By seventh grade, Infantino was back to playing football, both with his school’s team and with the Green Hornets youth league. He was on the varsity team for three years at South and was one of four captains his senior year. Infantino played offense, defense and special teams.

He wrestled in junior high, played junior varsity baseball and basketball, and was on the varsity baseball squad this past spring. Academically, Infantino finished with a 97 grade point average, was president of the National Honor Society and took 13 Advanced Placement courses, including three on his own. “I did that for myself,” he said, “just to learn new things.”

He has also worked as a counselor for the village’s summer camp program at Barrett Park. In the fall, Infantino will head to Stony Brook University where he will be a pre-medicine major and play football.
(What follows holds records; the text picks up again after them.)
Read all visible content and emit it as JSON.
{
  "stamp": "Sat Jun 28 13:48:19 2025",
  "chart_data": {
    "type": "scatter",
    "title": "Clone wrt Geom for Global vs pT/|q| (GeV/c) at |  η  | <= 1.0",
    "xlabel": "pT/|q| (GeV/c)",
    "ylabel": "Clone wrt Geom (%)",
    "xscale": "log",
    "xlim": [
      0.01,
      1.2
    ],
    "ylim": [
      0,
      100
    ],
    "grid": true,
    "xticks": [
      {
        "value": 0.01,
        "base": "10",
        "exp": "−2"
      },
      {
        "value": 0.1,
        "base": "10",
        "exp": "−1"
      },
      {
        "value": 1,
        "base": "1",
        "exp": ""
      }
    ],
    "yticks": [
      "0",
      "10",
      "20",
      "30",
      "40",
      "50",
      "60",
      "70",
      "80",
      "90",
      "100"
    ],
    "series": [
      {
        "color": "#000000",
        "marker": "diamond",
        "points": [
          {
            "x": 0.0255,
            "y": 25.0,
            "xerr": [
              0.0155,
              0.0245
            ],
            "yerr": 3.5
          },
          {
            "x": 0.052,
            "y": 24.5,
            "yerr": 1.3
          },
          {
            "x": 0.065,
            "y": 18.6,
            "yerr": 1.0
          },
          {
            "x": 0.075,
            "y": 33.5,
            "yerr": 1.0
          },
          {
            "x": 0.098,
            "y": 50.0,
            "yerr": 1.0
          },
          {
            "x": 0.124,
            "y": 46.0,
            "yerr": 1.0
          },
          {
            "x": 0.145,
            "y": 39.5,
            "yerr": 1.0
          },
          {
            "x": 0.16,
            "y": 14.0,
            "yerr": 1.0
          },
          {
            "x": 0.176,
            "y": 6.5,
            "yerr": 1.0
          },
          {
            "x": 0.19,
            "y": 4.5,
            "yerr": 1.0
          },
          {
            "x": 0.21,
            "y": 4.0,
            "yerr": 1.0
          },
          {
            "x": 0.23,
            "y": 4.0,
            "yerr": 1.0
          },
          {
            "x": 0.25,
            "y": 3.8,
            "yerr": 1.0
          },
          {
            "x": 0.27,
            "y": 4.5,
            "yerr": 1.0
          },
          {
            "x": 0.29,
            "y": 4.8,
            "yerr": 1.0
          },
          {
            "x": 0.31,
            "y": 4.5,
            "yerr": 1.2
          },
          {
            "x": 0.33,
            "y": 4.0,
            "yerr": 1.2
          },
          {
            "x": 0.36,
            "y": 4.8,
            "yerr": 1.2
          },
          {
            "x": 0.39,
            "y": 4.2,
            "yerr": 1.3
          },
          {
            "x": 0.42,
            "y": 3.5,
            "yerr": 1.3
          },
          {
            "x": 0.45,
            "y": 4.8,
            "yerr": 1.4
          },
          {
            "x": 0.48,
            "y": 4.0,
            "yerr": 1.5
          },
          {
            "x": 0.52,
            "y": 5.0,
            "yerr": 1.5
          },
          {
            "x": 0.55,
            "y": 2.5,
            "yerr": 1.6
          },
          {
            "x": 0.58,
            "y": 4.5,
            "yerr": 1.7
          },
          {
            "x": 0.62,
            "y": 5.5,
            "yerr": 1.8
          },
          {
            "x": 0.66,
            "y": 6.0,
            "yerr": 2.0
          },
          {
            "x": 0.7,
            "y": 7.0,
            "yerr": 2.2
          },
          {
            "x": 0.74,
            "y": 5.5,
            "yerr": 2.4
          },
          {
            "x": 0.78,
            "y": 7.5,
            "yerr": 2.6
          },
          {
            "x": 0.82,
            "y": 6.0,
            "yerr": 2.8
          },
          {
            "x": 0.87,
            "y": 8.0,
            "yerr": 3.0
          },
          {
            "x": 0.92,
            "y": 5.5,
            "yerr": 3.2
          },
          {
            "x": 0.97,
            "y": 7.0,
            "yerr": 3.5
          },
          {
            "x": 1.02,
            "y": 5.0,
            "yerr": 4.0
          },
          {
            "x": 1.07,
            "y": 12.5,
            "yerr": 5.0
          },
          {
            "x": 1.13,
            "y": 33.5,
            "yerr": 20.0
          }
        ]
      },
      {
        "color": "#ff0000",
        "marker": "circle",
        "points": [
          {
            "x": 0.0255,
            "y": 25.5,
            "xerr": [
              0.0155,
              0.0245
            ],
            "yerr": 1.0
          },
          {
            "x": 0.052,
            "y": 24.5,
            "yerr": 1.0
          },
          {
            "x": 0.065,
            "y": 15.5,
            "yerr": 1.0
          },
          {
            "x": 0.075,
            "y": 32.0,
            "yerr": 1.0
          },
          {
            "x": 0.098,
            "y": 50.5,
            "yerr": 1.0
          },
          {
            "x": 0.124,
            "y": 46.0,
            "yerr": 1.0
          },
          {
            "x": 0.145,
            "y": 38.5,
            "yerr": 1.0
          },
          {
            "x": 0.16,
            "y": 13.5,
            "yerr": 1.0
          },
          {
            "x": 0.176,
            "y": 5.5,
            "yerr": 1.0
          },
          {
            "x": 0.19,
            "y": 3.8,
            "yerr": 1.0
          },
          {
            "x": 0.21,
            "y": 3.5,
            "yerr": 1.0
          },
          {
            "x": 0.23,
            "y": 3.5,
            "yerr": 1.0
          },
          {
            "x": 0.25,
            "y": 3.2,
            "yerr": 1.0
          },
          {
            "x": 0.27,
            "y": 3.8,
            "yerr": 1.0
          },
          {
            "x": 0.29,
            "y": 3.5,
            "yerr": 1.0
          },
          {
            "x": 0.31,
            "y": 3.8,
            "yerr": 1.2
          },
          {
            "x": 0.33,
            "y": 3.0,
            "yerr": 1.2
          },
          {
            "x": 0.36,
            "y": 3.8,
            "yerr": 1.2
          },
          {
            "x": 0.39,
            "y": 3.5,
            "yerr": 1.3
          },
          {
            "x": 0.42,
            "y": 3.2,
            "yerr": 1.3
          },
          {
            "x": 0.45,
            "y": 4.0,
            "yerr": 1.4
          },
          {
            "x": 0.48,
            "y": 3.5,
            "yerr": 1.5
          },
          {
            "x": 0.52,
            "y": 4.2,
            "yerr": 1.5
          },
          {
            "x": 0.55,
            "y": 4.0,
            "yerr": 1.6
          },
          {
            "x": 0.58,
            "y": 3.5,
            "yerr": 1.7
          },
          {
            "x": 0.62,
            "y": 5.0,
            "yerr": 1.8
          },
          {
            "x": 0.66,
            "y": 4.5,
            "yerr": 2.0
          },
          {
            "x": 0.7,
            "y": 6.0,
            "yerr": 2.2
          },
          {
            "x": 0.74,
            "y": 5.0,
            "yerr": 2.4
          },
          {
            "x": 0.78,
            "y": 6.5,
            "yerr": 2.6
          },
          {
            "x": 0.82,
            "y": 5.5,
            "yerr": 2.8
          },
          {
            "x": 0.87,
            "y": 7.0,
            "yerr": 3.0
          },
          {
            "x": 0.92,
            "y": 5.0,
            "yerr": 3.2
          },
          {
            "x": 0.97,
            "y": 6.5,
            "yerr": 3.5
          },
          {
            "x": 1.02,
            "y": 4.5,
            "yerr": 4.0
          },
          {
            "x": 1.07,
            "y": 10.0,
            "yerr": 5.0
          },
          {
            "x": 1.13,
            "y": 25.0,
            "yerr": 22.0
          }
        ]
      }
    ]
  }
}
He said he chose Stony Brook because of its prestigious medical programs.

His goal is to become a neurosurgeon. The care he received six and a half years ago, and his father’s successful battle with esophageal cancer, has motivated him. “That definitely played a huge role in what I want to study,” he said, “knowing that you can play such a vital role in somebody’s life.”

Infantino said the ordeal definitely gave him a different perspective on life, becoming more focused. He came to really appreciate his family, who made long drives to see him during his recovery, bringing him homemade or Chinese food. He also learned that he shouldn’t take anything for granted, and to give 100 percent effort. “It was definitely a humbling experience,” he said. “Any one day, it could be your last day.”